NASA tests cellphone-sized underwater robots for future ocean world missions (video) (Image Credit: Space.com)
A swarm of tiny robots destined to search for life on a faraway moon recently began its journey in a swimming pool here on Earth.
The SWIM robots — short for Sensing With Independent Microswimmers — demonstrated impressive maneuverability during recent tests in the swimming pool at the California Institute of Technology (Caltech). Pushed along by propellers, the miniature, wedge-shaped robots steered themselves to stay on course, executed a back-and-forth “lawnmower” pattern, and even spelled out “J-P-L,” according to a NASA statement.
Designed to one day search for evidence of life in the briny ocean beneath the icy shell of Jupiter’s moon Europa, these robots could play a key role in detecting chemical and temperature signals that might indicate alien life, according to scientists at NASA’s Jet Propulsion Laboratory (JPL), who designed and tested the robots.
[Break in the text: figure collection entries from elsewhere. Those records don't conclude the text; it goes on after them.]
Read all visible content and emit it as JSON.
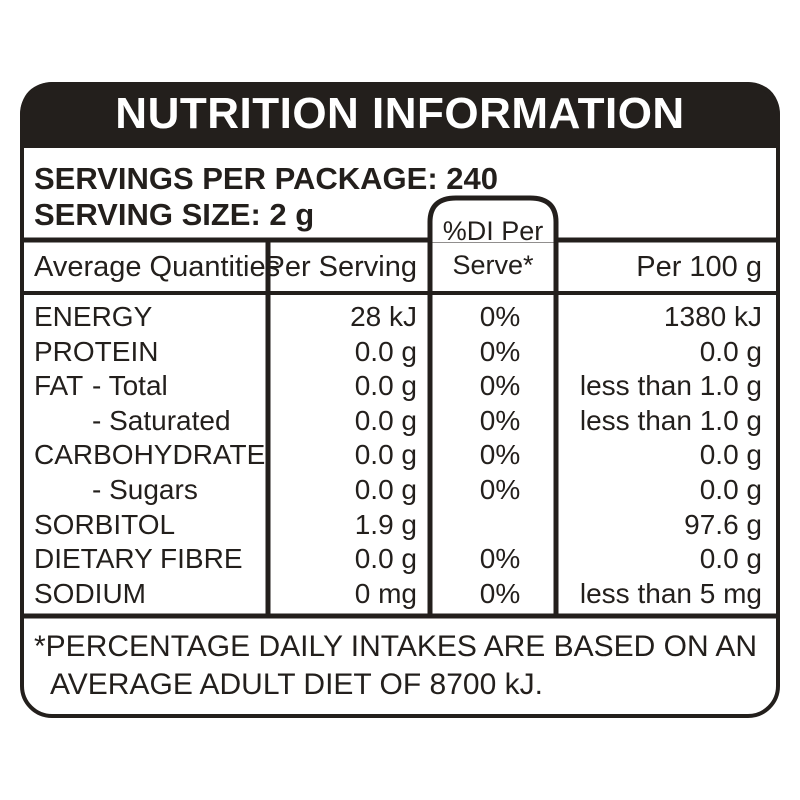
{
  "title": "NUTRITION INFORMATION",
  "servings_per_package_label": "SERVINGS PER PACKAGE: 240",
  "serving_size_label": "SERVING SIZE: 2 g",
  "columns": {
    "quantities": "Average Quantities",
    "per_serving": "Per Serving",
    "di_line1": "%DI Per",
    "di_line2": "Serve*",
    "per_100g": "Per 100 g"
  },
  "rows": [
    {
      "name": "ENERGY",
      "sub": "",
      "per_serving": "28 kJ",
      "di": "0%",
      "per_100g": "1380 kJ"
    },
    {
      "name": "PROTEIN",
      "sub": "",
      "per_serving": "0.0 g",
      "di": "0%",
      "per_100g": "0.0 g"
    },
    {
      "name": "FAT",
      "sub": "- Total",
      "per_serving": "0.0 g",
      "di": "0%",
      "per_100g": "less than 1.0 g"
    },
    {
      "name": "",
      "sub": "- Saturated",
      "per_serving": "0.0 g",
      "di": "0%",
      "per_100g": "less than 1.0 g"
    },
    {
      "name": "CARBOHYDRATE",
      "sub": "",
      "per_serving": "0.0 g",
      "di": "0%",
      "per_100g": "0.0 g"
    },
    {
      "name": "",
      "sub": "- Sugars",
      "per_serving": "0.0 g",
      "di": "0%",
      "per_100g": "0.0 g"
    },
    {
      "name": "SORBITOL",
      "sub": "",
      "per_serving": "1.9 g",
      "di": "",
      "per_100g": "97.6 g"
    },
    {
      "name": "DIETARY FIBRE",
      "sub": "",
      "per_serving": "0.0 g",
      "di": "0%",
      "per_100g": "0.0 g"
    },
    {
      "name": "SODIUM",
      "sub": "",
      "per_serving": "0 mg",
      "di": "0%",
      "per_100g": "less than 5 mg"
    }
  ],
  "footnote_line1": "*PERCENTAGE DAILY INTAKES ARE BASED ON AN",
  "footnote_line2": "AVERAGE ADULT DIET OF 8700 kJ.",
  "colors": {
    "ink": "#231f1c",
    "paper": "#ffffff"
  }
}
“People might ask, why is NASA developing an underwater robot for space exploration?” said Ethan Schaler, the project’s principal investigator at JPL. “It’s because there are places we want to go in the solar system to look for life, and we think life needs water.”
“We need robots that can explore those environments — autonomously, hundreds of millions of miles from home,” he added.
The latest prototypes are 3D-printed plastics put together using inexpensive, commercially-made motors and electronics. These robotic swimmers would eventually also be equipped with wireless underwater communication systems to transmit data and triangulate their positions while exploring the oceans of distant icy moons.
The robot used for the pool tests was about 16.5 inches (42 centimeters) long. The team hopes to eventually bring it down to about 5 inches (12 centimeters) long, no bigger than a cellphone. To ensure it could be rescued if needed during any of the 20 rounds of testing in the 25-yard (23-meter) pool, it was attached to a fishing line, with an engineer walking alongside carrying the rod.
“Underwater robots in general are very hard, and this is just the first in a series of designs we’d have to work through to prepare for a trip to an ocean world,” said Schaler. “But it’s proof that we can build these robots with the necessary capabilities and begin to understand what challenges they would face on a subsurface mission.”
Engineers are meanwhile testing SWIM robots in computer simulations that replicate the pressure and gravity the robots would encounter on the moon. By repeatedly sending such palm-sized robots in the search for signs of life in those virtual environments, scientists say they are optimizing the robots’ design and honing their abilities to collect science data in unknown terrains.
One key innovation created for the robotic swarm is a tiny, multi-sensor chip developed by engineers at Georgia Institute of Technology in Atlanta, capable of measuring temperature, pressure, acidity, conductivity, and chemical composition — all critical factors in the search for life.
It will be years before the bots can wade through Europa’s hidden ocean, which scientists suspect harbors twice as much liquid water than all of Earth’s oceans combined. Thanks to this vast, subsurface ocean, Europa is considered one of the most promising places in our solar system to search for alien life. The moon was extensively studied by NASA’s Galileo mission in the 1990s, which provided compelling evidence of the moon’s hidden ocean. The next robotic mission to study Europa, Europa Clipper, is enroute for a four-year investigation of the moon’s potential to support some form of alien life.